1. Tous les chiffres sont en dollars canadiens. Notre analyse s'est limitée à 123 sociétés cotées en bourse, ayant leur siège social au Canada et dont la capitalisation boursière était de 2 milliards de dollars ou plus à la fin de 2021. Les entreprises incluses dans l'analyse disposaient de données couvrant au moins la période 2017 à 2021, et 2) de bénéfices totaux avant impôt positifs pour la période 2017 à 2021. Notre analyse a exclu les sociétés d'investissement immobilier en raison de leur traitement fiscal différent.

2. Les valeurs du déficit fédéral et provincial proviennent de StatCan table 36-10-0118-01.

3. Texte Explicatif : Qu'est-ce que l'échappatoire de la déduction pour frais de repas et de représentation d'affaires?, John Anderson, Canadiens pour une fiscalité équitable, 25 avril 2022.

4. Boundless Bonuses: Skyrocketing Canadian executive pay during the 2020 pandemic, David Macdonald & Alicia Massie, Canadian Centre for Policy Alternatives, 18 août 2021.

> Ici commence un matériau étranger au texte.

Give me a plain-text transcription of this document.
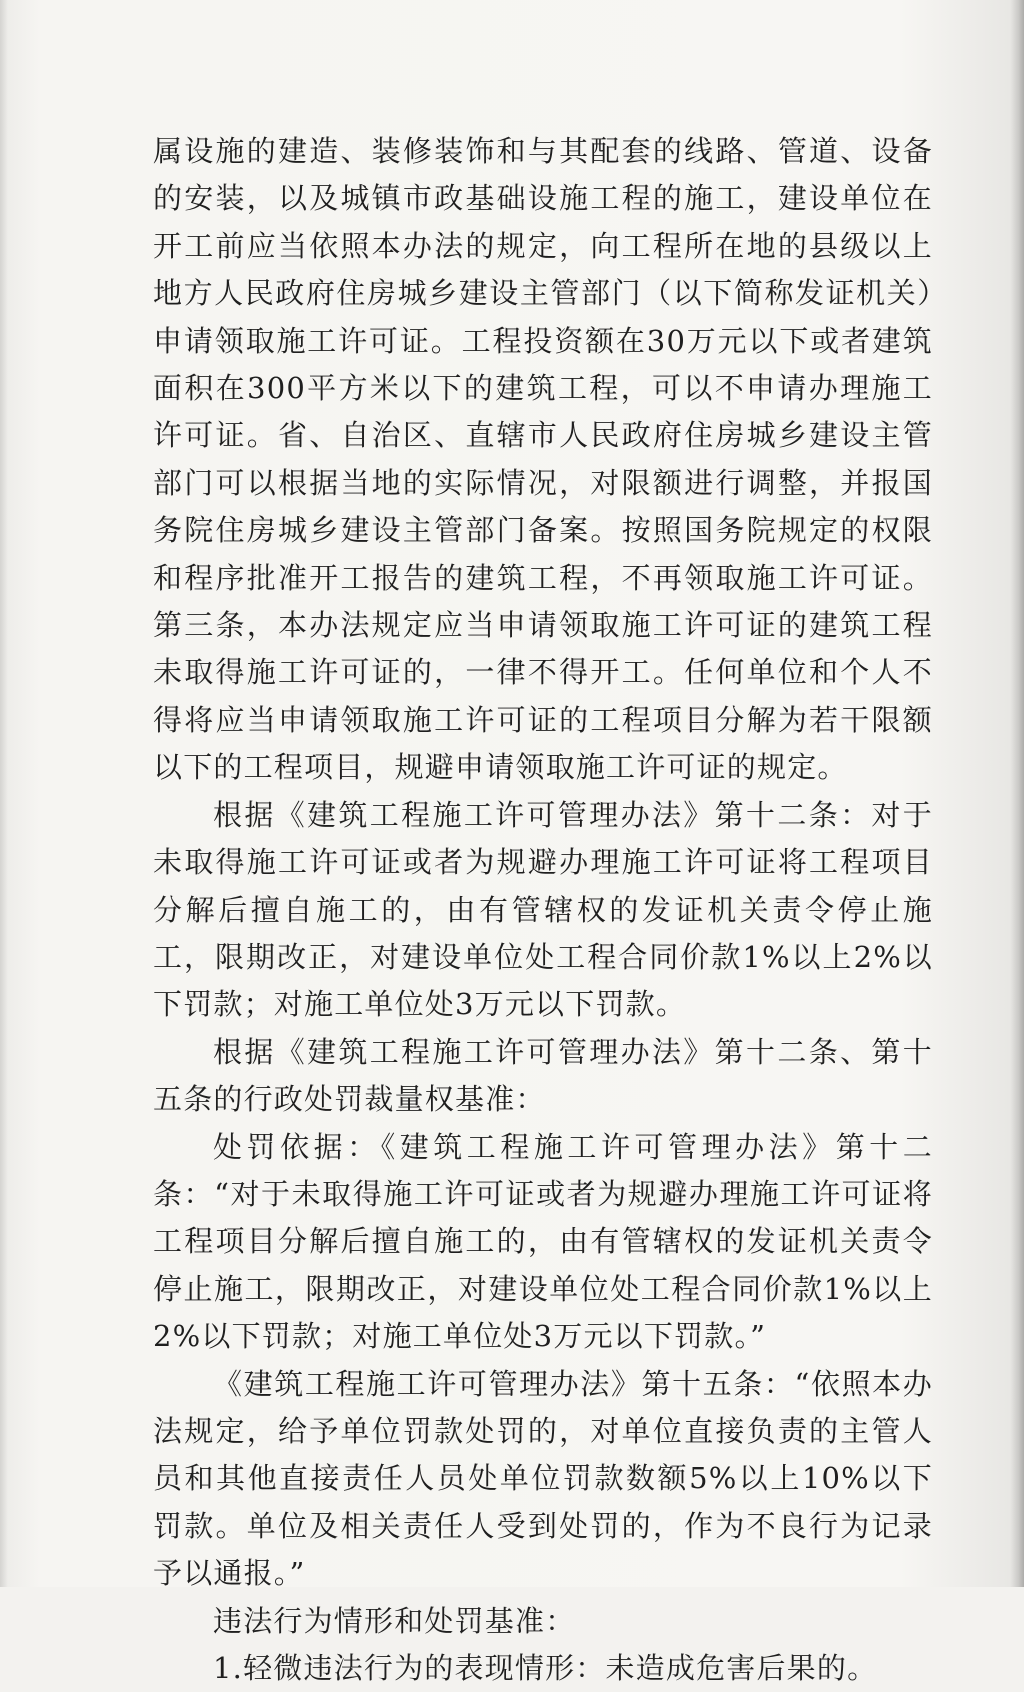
属设施的建造、装修装饰和与其配套的线路、管道、设备的安装，以及城镇市政基础设施工程的施工，建设单位在开工前应当依照本办法的规定，向工程所在地的县级以上地方人民政府住房城乡建设主管部门（以下简称发证机关）申请领取施工许可证。工程投资额在30万元以下或者建筑面积在300平方米以下的建筑工程，可以不申请办理施工许可证。省、自治区、直辖市人民政府住房城乡建设主管部门可以根据当地的实际情况，对限额进行调整，并报国务院住房城乡建设主管部门备案。按照国务院规定的权限和程序批准开工报告的建筑工程，不再领取施工许可证。第三条，本办法规定应当申请领取施工许可证的建筑工程未取得施工许可证的，一律不得开工。任何单位和个人不得将应当申请领取施工许可证的工程项目分解为若干限额以下的工程项目，规避申请领取施工许可证的规定。

根据《建筑工程施工许可管理办法》第十二条：对于未取得施工许可证或者为规避办理施工许可证将工程项目分解后擅自施工的，由有管辖权的发证机关责令停止施工，限期改正，对建设单位处工程合同价款1%以上2%以下罚款；对施工单位处3万元以下罚款。

根据《建筑工程施工许可管理办法》第十二条、第十五条的行政处罚裁量权基准：

处罚依据：《建筑工程施工许可管理办法》第十二条：“对于未取得施工许可证或者为规避办理施工许可证将工程项目分解后擅自施工的，由有管辖权的发证机关责令停止施工，限期改正，对建设单位处工程合同价款1%以上2%以下罚款；对施工单位处3万元以下罚款。”

《建筑工程施工许可管理办法》第十五条：“依照本办法规定，给予单位罚款处罚的，对单位直接负责的主管人员和其他直接责任人员处单位罚款数额5%以上10%以下罚款。单位及相关责任人受到处罚的，作为不良行为记录予以通报。”

违法行为情形和处罚基准：

1.轻微违法行为的表现情形：未造成危害后果的。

5. Nous avons reproduit la méthode utilisée dans l'analyse du Toronto Star / Corporate Knights. Les deux analyses ne sont pas strictement comparables car les sociétés analysées sont légèrement différentes du fait que nous avons actualisé l'ensemble des sociétés sur la base de la capitalisation boursière de 2021. Toutefois, comme les grandes entreprises ont tendance à rester grandes, il y a un chevauchement important entre les sociétés examinées.

6. The economic consequences of major tax cuts for the rich, David Hope & Julian Limberg, Socio-Economic Review, 20(2): 539-59, avril 2022.